D’abord, il faut noter qu’aucune référence à l’utilisation d’un indicateur de qualité n’est faite dans l’étude. Comme nous l’avons vu dans le billet précédent, lorsque les revenus sont séparés selon le type de ménage, il y a des variations importantes d’une année à l’autre. Si nous regardons les CV de ces données, ils sont souvent au-dessus de 8% et quelque fois au-dessus de 16%. Ce qui veut dire que les données vont de «acceptable» à  «à utiliser avec prudence». Il aurait été préférable que l’étude spécifie cet élément sur la fiabilité des données utilisées, mais nous demeurons dans le spectre du statistiquement acceptable pour la projection sur la population.

Le problème est que le travail de fragmentation des données ne s’arrête pas là dans l’étude. Après avoir fragmenté les données de l’enquête sur la dynamique du travail et du revenu (EDTR) et l’enquête sur les finances des consommateurs (EFC), l’étude fragmente ces sous-groupes en 5 sous-groupes, pour faire une analyse basée sur les quintiles. Que change cette opération? Puisque les auteur·e·s travaillent avec des données possédant déjà un CV élevé, cette nouvelle subdivision fait augmenter considérablement les CV et les rend, fort probablement, non fiables à la projection sur la population.

Par exemple, l’échantillon pour les familles monoparentales québécoises est, pour 2011, d’environ 270 familles, avant de les analyser en quintile. Si l’on subdivise cet échantillon qui est déjà peu fiable selon le CV fourni par Statistique Canada, nous nous retrouvons avec des échantillons par quintile d’environ 50 familles, ce qui est extrêmement petit pour un échantillon.
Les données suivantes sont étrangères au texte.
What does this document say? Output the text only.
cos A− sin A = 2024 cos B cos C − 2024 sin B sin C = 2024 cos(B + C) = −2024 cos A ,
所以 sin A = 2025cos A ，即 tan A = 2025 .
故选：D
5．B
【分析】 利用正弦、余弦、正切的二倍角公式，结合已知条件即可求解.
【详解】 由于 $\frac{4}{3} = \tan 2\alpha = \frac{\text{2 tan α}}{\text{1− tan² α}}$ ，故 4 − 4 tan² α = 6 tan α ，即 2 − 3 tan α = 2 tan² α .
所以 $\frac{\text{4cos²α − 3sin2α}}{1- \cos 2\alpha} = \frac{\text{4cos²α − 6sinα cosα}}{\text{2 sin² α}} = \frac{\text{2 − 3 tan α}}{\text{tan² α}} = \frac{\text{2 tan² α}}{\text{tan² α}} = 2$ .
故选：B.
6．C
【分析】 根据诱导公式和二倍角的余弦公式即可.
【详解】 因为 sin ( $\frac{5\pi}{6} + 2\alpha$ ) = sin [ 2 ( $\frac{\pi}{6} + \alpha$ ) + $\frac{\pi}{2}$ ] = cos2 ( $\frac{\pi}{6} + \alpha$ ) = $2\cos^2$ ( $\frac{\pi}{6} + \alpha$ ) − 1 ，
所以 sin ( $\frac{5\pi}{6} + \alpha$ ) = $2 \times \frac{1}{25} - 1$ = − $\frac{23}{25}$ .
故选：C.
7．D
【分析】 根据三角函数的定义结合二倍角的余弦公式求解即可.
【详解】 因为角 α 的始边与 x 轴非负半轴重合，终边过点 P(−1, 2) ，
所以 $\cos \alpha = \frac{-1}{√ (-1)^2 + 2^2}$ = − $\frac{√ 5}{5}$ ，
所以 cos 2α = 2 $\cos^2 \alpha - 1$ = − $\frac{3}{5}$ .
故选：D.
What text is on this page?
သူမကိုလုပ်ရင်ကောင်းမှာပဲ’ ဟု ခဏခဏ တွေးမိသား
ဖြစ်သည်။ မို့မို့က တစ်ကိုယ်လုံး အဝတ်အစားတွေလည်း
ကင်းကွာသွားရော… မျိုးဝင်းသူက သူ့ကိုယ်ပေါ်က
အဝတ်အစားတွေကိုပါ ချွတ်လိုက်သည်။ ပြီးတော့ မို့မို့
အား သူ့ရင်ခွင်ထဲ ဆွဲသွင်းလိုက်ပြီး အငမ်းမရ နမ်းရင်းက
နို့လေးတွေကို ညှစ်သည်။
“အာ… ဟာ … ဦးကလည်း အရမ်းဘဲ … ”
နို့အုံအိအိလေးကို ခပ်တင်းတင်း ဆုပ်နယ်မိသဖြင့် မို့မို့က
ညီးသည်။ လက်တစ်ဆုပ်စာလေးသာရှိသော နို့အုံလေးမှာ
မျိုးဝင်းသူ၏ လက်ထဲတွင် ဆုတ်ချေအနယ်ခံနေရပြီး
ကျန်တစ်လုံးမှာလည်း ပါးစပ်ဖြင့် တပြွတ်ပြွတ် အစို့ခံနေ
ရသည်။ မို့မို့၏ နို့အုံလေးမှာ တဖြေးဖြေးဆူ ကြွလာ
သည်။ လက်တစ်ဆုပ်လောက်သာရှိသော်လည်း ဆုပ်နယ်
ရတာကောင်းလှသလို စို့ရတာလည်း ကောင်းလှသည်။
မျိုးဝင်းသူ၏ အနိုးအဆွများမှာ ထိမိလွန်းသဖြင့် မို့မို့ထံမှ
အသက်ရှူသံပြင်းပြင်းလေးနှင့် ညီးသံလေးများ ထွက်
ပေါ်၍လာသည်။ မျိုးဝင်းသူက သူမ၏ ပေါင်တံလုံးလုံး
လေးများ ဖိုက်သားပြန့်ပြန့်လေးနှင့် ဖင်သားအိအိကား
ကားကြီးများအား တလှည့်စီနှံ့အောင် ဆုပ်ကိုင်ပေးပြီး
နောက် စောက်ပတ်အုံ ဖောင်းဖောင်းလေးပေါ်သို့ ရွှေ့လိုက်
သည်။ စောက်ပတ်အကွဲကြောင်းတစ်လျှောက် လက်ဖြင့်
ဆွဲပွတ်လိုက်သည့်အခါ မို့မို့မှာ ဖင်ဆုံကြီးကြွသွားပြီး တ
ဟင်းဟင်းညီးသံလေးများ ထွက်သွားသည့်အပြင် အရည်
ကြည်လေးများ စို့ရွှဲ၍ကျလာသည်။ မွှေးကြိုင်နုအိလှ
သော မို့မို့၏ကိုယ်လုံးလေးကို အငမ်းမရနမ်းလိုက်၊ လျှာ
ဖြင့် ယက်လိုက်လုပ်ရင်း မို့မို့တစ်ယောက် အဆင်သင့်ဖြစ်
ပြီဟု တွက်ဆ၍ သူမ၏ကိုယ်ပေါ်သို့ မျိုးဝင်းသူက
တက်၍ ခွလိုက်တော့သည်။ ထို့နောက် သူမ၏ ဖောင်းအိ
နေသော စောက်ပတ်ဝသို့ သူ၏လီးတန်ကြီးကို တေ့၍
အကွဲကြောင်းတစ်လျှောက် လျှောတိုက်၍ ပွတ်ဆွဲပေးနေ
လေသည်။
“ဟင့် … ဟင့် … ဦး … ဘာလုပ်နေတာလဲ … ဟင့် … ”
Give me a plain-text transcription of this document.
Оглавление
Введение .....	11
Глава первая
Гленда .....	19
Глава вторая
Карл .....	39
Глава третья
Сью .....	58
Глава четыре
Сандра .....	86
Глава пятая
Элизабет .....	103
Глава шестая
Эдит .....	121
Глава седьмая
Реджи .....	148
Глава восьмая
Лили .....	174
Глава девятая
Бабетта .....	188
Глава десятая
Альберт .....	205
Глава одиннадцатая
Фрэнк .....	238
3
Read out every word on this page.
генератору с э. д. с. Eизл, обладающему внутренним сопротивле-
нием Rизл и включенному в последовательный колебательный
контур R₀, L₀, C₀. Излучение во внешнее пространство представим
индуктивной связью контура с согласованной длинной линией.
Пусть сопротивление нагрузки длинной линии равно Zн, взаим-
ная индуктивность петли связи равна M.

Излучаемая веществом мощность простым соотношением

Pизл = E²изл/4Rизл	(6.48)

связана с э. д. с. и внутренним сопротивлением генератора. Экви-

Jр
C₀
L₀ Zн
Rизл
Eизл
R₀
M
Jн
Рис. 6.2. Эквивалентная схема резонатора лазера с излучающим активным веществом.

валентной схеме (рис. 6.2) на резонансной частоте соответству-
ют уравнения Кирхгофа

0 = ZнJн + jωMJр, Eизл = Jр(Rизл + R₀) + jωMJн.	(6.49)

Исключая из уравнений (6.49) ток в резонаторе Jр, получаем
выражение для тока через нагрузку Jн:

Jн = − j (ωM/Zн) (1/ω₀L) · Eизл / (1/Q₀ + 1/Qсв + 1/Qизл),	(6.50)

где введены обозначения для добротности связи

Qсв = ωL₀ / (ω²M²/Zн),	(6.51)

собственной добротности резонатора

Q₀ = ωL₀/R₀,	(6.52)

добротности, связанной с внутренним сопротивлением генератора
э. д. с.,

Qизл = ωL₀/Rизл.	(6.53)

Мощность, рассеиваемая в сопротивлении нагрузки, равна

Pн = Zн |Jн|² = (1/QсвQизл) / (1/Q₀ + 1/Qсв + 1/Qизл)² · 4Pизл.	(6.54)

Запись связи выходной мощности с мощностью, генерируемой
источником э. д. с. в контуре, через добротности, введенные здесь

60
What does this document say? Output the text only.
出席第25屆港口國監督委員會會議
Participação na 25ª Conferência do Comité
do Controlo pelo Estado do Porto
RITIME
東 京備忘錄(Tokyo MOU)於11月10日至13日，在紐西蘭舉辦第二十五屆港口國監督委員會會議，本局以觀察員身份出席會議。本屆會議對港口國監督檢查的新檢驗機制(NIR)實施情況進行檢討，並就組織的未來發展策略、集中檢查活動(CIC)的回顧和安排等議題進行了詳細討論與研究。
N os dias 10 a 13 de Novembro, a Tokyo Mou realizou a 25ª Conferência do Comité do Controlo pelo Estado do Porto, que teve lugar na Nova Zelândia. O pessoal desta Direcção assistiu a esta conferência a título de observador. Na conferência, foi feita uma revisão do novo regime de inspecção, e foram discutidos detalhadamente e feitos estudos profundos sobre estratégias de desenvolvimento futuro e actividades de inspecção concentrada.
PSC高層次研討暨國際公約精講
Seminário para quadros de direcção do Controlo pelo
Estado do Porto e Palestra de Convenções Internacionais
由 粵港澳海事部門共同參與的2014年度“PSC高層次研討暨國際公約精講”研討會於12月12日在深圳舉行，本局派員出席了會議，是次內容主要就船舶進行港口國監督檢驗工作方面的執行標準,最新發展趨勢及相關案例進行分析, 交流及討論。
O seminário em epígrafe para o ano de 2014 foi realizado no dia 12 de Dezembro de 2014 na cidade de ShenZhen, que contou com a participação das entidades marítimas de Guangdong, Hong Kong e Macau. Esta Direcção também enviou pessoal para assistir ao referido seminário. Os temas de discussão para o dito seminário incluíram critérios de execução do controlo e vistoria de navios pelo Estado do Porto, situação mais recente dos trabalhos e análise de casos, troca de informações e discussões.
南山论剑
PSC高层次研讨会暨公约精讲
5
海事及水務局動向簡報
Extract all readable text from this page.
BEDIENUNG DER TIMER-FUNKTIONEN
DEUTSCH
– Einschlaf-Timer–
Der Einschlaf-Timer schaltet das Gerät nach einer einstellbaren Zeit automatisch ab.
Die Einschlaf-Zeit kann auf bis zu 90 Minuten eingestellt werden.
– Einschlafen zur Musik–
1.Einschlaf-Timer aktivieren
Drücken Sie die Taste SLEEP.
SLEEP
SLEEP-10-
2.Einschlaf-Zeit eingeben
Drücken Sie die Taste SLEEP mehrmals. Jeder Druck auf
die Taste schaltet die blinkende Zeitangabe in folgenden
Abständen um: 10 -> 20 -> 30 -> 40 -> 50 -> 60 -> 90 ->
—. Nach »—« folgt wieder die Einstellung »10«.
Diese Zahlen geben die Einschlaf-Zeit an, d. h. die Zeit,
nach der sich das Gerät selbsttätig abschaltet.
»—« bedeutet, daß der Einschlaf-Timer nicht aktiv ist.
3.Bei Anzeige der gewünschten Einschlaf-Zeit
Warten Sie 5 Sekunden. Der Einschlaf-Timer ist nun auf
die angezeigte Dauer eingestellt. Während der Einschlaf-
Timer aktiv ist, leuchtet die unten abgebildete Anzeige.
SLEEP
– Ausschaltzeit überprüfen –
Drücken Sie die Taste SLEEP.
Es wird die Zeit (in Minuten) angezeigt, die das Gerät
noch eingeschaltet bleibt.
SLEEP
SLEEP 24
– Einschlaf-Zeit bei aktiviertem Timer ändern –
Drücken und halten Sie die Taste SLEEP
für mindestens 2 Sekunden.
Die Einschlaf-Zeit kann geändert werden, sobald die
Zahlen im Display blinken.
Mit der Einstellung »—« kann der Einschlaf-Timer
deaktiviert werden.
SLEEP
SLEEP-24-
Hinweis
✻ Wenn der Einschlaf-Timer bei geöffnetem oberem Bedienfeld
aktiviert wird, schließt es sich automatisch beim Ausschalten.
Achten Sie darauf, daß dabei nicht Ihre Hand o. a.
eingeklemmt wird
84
En d’autres termes, l’étude expose dans sa seconde partie des chiffres dont la fiabilité est plus que douteuse statistiquement et les auteur·e·s n’en font aucun cas. Ils vont même jusqu’à prétendre que leurs données sont applicables à l’ensemble de la population. Cette affirmation est infondée et ce problème méthodologique invalide, me semble-t-il, l’ensemble des conclusions de cette section de l’étude.